Managers with at Least 5 Direct Reports
Problem
From Employee(id, name, managerId), return names of managers with ≥ 5 direct reports.
rows = [(101,'A',Null),(102,'B',101),(103,'C',101),(104,'D',101),(105,'E',101),(106,'F',101),(107,'G',101)]['A']SELECT name FROM Employee
WHERE id IN (SELECT managerId FROM Employee GROUP BY managerId HAVING COUNT(*) >= 5);
Explanation
The question asks for the names of managers, but the only place that tells us how many people report to someone is the managerId column. So the trick is to count first, then look up the names.

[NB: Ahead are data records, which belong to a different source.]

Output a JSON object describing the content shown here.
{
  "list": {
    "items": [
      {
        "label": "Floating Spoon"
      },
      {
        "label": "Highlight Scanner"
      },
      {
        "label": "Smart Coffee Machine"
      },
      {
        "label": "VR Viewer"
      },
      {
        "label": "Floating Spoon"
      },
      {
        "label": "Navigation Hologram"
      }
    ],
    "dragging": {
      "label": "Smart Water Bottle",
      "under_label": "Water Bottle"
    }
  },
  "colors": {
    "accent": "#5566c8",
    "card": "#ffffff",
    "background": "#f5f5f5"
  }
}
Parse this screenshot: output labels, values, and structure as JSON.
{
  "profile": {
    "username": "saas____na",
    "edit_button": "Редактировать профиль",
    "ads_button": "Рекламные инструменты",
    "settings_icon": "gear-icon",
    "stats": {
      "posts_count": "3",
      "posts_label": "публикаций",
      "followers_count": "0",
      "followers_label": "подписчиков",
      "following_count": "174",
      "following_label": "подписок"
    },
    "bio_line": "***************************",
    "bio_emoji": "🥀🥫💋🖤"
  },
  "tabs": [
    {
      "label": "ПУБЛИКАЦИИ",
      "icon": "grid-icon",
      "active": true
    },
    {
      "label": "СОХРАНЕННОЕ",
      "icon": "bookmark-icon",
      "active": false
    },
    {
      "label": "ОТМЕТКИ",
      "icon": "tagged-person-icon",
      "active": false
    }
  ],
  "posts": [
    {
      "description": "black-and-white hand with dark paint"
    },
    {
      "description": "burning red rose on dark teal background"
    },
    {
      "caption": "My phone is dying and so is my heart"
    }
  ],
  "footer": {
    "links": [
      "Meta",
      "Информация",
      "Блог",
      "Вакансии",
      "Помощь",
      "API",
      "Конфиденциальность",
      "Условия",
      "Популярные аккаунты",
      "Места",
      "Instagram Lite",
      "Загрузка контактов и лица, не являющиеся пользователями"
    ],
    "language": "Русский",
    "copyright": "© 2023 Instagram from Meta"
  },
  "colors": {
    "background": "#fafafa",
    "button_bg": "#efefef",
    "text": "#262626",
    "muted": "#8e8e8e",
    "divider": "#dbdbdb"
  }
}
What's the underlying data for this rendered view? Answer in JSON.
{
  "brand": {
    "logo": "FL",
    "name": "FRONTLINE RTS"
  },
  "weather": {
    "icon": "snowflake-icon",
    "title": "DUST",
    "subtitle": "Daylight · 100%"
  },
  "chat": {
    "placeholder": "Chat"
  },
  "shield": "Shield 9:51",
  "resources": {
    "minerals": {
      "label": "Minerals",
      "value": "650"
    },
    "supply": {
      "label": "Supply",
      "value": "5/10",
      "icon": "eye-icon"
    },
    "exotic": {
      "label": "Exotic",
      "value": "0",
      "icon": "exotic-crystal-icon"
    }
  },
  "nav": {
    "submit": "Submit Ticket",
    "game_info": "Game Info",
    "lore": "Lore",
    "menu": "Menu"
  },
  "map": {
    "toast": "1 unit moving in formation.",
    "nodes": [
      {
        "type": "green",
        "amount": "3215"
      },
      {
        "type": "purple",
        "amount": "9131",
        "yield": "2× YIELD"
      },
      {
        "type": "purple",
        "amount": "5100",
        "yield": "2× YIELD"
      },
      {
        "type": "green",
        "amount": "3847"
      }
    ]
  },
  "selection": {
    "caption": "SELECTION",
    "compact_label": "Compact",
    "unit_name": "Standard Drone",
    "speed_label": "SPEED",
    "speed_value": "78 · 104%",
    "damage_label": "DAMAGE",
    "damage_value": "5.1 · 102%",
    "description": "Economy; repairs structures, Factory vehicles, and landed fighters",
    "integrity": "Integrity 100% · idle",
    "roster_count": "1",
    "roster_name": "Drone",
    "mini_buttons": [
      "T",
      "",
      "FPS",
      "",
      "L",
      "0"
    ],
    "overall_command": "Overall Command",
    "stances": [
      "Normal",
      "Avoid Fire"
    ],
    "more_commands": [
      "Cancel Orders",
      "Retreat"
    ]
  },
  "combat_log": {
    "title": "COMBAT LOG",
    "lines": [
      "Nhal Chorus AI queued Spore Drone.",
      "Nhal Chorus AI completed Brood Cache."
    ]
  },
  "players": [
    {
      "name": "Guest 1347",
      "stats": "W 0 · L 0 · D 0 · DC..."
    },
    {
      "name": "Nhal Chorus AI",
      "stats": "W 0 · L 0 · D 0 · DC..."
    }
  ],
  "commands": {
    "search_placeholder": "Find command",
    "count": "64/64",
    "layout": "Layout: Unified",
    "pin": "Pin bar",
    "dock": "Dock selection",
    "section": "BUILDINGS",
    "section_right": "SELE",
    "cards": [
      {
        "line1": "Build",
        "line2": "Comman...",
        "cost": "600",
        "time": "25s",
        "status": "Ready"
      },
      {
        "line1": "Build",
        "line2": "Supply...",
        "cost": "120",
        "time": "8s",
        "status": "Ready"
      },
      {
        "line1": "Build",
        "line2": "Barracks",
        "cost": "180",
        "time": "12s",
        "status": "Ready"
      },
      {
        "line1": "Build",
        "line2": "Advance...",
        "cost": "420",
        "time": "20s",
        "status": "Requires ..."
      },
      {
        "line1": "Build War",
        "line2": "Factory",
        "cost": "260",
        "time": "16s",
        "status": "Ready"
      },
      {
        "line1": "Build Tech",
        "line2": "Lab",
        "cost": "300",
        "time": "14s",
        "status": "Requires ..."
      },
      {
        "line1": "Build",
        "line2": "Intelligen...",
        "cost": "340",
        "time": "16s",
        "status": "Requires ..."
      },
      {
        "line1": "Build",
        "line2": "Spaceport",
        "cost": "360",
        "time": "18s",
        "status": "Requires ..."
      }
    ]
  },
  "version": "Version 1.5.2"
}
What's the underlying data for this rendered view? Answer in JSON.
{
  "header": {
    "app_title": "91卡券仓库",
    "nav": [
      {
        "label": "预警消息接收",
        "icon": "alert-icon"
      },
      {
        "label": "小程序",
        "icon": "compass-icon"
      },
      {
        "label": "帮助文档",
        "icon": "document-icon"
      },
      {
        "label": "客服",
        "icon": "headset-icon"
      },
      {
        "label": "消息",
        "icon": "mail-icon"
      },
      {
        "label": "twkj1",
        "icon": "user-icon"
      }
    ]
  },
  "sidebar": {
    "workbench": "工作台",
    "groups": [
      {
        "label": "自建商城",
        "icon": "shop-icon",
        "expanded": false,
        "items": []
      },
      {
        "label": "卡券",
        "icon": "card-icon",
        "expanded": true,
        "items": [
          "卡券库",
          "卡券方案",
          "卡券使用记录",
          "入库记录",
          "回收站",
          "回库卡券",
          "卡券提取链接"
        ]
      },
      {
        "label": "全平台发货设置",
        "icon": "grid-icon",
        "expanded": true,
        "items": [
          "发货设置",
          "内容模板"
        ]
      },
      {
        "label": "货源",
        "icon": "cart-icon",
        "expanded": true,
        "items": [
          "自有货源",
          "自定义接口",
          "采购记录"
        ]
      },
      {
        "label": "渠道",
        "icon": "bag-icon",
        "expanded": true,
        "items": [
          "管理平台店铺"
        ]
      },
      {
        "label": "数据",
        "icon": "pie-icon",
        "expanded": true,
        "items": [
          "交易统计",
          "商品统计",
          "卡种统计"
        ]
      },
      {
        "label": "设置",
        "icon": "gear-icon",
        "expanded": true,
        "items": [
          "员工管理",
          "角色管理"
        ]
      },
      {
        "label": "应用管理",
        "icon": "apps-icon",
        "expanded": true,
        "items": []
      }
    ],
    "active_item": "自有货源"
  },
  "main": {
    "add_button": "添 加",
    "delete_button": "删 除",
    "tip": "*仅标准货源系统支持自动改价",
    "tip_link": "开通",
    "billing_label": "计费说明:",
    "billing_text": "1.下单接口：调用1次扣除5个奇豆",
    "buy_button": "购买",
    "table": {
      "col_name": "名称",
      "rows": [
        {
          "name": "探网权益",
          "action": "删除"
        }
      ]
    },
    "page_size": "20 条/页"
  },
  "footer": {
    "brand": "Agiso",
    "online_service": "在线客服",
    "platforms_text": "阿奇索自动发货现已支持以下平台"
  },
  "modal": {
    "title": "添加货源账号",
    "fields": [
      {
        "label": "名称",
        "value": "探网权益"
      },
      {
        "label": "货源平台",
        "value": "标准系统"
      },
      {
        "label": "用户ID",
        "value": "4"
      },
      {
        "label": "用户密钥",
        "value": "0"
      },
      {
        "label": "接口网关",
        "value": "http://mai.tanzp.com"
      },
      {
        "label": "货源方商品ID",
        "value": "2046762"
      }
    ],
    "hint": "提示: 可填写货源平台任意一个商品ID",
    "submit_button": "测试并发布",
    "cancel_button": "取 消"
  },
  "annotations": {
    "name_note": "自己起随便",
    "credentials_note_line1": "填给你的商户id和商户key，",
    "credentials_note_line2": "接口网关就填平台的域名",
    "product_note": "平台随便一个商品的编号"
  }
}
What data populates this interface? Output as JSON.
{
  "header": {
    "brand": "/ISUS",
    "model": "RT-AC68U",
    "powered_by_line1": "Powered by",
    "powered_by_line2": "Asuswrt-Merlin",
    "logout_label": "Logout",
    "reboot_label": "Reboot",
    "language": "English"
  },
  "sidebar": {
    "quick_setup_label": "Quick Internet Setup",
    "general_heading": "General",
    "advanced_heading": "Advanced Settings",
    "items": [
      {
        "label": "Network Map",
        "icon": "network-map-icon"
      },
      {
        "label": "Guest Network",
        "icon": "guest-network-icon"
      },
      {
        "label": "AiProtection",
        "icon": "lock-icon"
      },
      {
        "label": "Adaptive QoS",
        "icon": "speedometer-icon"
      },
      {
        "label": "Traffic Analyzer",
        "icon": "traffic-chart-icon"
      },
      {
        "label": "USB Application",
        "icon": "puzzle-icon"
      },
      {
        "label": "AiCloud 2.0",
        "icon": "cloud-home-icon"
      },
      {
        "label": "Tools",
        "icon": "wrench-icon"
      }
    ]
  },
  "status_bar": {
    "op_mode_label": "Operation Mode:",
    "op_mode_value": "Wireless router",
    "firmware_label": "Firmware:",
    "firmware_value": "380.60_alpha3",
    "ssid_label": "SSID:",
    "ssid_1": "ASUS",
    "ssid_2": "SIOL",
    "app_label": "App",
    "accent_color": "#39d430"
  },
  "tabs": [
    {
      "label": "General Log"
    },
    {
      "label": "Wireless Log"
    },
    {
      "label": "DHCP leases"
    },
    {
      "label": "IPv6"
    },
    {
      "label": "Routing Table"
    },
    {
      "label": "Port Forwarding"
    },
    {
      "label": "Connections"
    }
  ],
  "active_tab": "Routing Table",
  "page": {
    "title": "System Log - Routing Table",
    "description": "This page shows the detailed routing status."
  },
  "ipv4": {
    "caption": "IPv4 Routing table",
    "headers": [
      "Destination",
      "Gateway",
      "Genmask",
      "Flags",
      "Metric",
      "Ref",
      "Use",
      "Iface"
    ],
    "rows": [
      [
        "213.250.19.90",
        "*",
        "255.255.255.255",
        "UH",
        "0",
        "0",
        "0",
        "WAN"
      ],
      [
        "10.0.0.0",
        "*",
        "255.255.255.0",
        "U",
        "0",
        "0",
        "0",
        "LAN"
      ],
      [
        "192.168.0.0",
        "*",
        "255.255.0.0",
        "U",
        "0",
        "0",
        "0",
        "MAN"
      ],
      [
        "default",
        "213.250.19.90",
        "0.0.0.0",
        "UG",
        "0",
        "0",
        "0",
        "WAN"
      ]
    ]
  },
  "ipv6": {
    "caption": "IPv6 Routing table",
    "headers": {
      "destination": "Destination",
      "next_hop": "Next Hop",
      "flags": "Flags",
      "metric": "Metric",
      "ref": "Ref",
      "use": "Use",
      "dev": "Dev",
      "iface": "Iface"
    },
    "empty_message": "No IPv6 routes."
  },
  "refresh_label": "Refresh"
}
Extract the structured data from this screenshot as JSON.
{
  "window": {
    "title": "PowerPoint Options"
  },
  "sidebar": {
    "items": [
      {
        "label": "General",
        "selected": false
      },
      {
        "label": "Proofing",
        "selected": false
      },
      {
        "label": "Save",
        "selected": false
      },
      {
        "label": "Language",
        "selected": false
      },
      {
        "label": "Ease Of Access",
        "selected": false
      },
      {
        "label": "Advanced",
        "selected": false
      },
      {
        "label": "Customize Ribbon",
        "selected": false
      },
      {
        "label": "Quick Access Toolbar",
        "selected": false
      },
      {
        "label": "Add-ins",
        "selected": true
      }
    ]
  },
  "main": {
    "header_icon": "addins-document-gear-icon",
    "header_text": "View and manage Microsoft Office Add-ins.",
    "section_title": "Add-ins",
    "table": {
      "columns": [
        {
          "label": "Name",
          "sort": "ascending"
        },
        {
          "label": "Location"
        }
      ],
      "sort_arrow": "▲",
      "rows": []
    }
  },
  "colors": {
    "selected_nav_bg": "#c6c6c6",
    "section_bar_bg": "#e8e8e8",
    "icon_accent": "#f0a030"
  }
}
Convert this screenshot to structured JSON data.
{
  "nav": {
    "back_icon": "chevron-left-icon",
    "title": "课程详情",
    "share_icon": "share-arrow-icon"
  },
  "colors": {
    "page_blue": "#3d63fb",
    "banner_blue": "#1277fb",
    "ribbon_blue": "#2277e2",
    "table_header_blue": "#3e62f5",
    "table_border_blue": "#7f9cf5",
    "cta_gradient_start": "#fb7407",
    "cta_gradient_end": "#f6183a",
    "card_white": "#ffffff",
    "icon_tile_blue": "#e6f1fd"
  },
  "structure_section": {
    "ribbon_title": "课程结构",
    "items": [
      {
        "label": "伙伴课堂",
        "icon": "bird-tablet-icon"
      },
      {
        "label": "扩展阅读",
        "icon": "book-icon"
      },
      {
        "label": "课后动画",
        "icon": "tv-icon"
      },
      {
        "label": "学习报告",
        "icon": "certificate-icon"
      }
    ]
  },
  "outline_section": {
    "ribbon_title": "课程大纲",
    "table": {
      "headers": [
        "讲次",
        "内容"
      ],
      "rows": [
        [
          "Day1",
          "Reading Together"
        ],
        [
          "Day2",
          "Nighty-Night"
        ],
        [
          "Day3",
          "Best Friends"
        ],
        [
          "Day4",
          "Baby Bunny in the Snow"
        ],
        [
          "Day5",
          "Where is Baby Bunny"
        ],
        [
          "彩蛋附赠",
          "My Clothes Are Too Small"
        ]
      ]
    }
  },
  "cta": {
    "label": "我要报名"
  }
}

The inner query does the counting: GROUP BY managerId buckets every employee row by who their manager is, and HAVING COUNT(*) >= 5 keeps only the buckets that have at least five reports. The result is a list of manager ids.
The outer query then turns those ids back into names. WHERE id IN (...) selects the Employee rows whose id appears in that list of busy managers, and we read off their name.
Example: with rows where 102 through 107 all have managerId = 101, the grouping gives 101 → 6. Six is at least five, so id 101 survives, and the outer query looks up id 101 to return name 'A'.
Note we group on managerId (the person being reported to) but match on id (that same person's own row), which is how one table answers a question about itself.